Entretien avec Emily Martin : « Aux Etats-Unis, on valorise les états maniaques »

Voyage en terres bipolaires est le récit d’une anthropologue américaine,
 elle-même bipolaire. Elle livre un témoignage surprenant de la manière 
dont sont perçus ces malades au pays des self-made-men.

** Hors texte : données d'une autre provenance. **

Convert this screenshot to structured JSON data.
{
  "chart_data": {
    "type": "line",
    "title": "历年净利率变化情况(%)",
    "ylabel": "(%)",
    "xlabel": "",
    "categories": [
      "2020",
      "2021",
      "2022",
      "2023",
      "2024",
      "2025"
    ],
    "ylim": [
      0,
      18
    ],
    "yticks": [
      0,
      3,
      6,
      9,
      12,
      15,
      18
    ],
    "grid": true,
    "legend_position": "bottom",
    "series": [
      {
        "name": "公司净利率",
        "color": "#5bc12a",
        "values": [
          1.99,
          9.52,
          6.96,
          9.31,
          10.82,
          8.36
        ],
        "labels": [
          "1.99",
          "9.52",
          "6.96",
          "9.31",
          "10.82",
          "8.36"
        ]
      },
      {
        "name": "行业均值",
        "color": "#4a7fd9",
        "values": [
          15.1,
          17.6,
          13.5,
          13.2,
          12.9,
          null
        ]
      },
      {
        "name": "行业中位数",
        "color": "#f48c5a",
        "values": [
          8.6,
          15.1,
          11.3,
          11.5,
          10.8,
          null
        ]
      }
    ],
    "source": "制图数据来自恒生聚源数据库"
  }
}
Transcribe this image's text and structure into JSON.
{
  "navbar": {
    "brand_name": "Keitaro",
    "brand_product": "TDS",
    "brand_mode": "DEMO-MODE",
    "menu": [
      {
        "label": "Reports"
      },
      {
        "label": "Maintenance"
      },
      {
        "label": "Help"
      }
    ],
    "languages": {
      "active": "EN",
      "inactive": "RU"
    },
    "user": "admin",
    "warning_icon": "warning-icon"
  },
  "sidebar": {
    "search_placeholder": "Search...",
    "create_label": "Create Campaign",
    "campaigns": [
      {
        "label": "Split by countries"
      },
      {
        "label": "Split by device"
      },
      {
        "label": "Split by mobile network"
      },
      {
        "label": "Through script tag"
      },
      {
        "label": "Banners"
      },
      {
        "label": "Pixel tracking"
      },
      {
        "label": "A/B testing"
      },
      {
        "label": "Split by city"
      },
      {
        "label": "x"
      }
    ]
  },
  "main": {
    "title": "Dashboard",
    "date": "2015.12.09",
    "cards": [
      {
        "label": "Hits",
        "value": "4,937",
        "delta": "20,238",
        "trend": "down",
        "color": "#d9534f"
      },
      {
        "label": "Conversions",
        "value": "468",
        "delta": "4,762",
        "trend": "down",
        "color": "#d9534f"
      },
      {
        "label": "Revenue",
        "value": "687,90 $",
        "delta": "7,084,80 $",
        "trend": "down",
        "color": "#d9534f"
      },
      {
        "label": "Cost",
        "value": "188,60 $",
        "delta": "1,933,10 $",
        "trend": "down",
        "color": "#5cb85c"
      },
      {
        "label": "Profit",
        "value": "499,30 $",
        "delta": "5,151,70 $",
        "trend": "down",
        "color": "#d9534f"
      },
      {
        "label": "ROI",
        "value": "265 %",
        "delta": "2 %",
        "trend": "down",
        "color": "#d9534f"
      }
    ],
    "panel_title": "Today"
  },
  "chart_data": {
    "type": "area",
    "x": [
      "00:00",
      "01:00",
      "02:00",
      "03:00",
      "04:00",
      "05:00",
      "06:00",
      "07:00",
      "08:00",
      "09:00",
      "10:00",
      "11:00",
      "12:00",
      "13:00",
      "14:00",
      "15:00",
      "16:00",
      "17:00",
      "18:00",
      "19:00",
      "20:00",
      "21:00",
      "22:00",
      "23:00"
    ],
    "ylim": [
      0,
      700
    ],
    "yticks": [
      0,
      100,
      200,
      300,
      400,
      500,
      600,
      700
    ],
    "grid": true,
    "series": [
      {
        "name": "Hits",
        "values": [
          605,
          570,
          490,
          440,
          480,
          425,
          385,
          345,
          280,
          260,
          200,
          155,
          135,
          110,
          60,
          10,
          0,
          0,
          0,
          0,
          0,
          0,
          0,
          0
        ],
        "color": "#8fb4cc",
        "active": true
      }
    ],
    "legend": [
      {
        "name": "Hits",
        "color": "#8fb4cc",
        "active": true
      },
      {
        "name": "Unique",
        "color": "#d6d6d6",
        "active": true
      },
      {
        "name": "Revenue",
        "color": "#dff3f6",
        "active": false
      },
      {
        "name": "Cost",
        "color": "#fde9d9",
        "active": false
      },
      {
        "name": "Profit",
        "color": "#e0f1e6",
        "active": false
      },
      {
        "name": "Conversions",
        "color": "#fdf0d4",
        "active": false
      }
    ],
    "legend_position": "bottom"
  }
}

Professeure d’anthropologie sociale à la New York University, Emily Martin signe un livre décapant sur la place de la manie et de la dépression dans la culture américaine, qui vient tout juste d’être traduit en français. Présentations de malades, groupes d’usagers, congrès de psychiatres, forums où se discute le choix des traitements pharmacologiques… Non seulement E. Martin a enquêté de l’intérieur en tant qu’anthropologue dans tous les lieux où se décide le diagnostic de bipolarité, mais elle a choisi avec pudeur, rigueur et dignité de s’inclure dans le tableau de son enquête en faisant part de son expérience. Car E. Martin est aussi une personne bipolaire. À Sciences Humaines, elle confiait lors de sa récente venue en France : « Vivre en tant que personne bipolaire m’a apporté quelques avantages pour mes recher­ches : je pouvais légitimement participer à des groupes de soutien. Il me semble aussi qu’être une anthropologue diagnostiquée bipolaire a fait de moi une curiosité pour les psychiatres mais aussi pour les représentants des laboratoires pharmaceutiques. Être diagnostiqué avec une maladie mentale grave signifie que vous occupez un espace social méprisable. Historiquement et de nos jours encore, être décrit comme un malade mental fait de vous le contraire d’une personne rationnelle et ordonnée. On devient assimilé au monde de l’irrationnel, du désordre, à une personne qui n’obéit à aucune règle. Être dans cette position tout en étant professeure dans un certain nombre des plus grandes universités américaines m’a permis de voir combien il est difficile pour les grandes institutions aux États-Unis – le droit, la justice pénale, l’éducation – , de reconnaître qu’il y a des degrés de rationalité chez chacun d’entre nous. Au lieu de cela, nous demeurons captifs d’une conception du “ou bien, ou bien” : ou bien vous êtes un malade mental, ou bien vous êtes en bonne santé mentale, fou ou sain d’esprit, sans espace possible entre les deux. J’ai écrit ce livre précisément pour faire la lumière sur les richesses insoupçonnées de cet espace de l’entre-deux. »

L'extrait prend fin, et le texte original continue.